This post is not about religion or sex. I thought of a "research study" that I thought would get peoples attention. Religion and sex are attention grabbing topics. Why not put them together and add in my own bias towards a blissful non-religious world? If I could fund the research, I could find people to do the work, let them know what my expected outcome is, only accept outcomes that fit the title and this headline would make the news.
It takes on the notion that women who are atheists are rewarded with better sexual satisfaction. Religion and sex may have nothing to do with each other however. In statistics we have the example that home break-ins increase in the summer months. Thus one can make the case that as ice cream consumption increases, so does home invasion. We haven't actually said that eating ice cream makes people want to break into a house. The truth is that the weather leads to an increase in ice cream consumption, home invasions and other things like days spent on the beach. Correlation is not causation.
The title does not state that atheism causes a better sex life. It states a possible correlation. It simply says that, as a population, atheist women may enjoy sex more than their religious counterparts. If you put this up on the Huffington Post you will get a spate of responses that have little to do with defending the science behind the study. People will respond to the title of the study. Religious folk who are open minded about sex will shout it down by sharing their own sexual outlook. Religious folk who are not open minded about sex may condemn the study as being biased. Atheists will say that they knew it all along. The scientist however, will respond to what they feel the data is depicting. Maybe the study was flawed and the religious group of women were all catholic nuns and the atheist women came from the local strip club.

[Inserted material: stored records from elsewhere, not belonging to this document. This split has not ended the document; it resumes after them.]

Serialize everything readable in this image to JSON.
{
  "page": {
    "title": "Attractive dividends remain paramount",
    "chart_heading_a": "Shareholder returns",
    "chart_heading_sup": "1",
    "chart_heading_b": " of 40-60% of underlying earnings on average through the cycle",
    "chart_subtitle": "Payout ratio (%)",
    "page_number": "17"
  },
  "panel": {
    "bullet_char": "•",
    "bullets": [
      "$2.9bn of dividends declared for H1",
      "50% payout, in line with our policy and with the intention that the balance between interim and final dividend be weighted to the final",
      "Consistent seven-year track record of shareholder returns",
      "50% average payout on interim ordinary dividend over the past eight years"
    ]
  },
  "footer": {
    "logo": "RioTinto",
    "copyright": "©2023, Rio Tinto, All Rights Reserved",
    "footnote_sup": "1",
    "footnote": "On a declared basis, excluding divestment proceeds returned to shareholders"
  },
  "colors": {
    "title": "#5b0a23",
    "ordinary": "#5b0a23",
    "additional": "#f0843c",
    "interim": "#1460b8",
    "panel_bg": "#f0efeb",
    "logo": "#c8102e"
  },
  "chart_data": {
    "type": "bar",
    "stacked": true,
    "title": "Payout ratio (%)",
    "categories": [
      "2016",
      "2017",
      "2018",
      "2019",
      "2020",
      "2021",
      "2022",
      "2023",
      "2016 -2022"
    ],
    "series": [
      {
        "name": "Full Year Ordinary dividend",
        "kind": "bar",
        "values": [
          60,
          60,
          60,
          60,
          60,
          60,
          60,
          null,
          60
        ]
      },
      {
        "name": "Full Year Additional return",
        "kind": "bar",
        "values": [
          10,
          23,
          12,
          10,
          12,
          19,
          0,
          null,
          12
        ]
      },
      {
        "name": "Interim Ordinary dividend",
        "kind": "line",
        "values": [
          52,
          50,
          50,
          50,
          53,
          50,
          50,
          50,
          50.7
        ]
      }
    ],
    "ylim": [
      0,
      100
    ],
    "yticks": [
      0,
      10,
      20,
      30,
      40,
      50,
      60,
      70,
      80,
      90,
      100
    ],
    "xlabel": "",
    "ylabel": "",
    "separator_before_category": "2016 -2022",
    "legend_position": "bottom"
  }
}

If Dr. Ioannidis is correct and roughly 90% of the medical research that doctors rely on is misleading, exaggerated, or flat-out-wrong, then the question is why. Why do we as scientists select for research that is interesting as opposed to being true? We know that what is true should trump what is more interesting. It should be just as interesting to the scientific community to find out that there is no correlation between religion and sex.
Feynman touches on this with the example of the scientist who tested the maze used in mouse studies. The scientist tested the test (the maze) and found that there was an alternative explanation why mice do what they do inside a maze. The sound or texture of the floor below them led them to the door where food was previously found. The science is in telling the mouse testing world that they have to control for extraneous signals that will confound their research. That should be of interest to scientists.
Getting someone to listen to you is what anyone who desires to move up the ranks of their field needs to do. The trick in science is to get people interested in simple truths. If a study is interesting enough to get funding, it's interesting enough to be published. Imagine a science journal that publishes experimental design then later publishes the outcome. Reviewers of the work have their reviews published along with study. Review the proposed study. Review the work. Review the conclusions. Then review the reviews. Give researchers attention before during and after their work and they'll go back to pursuing what is true versus what will produce most eye catching headlines.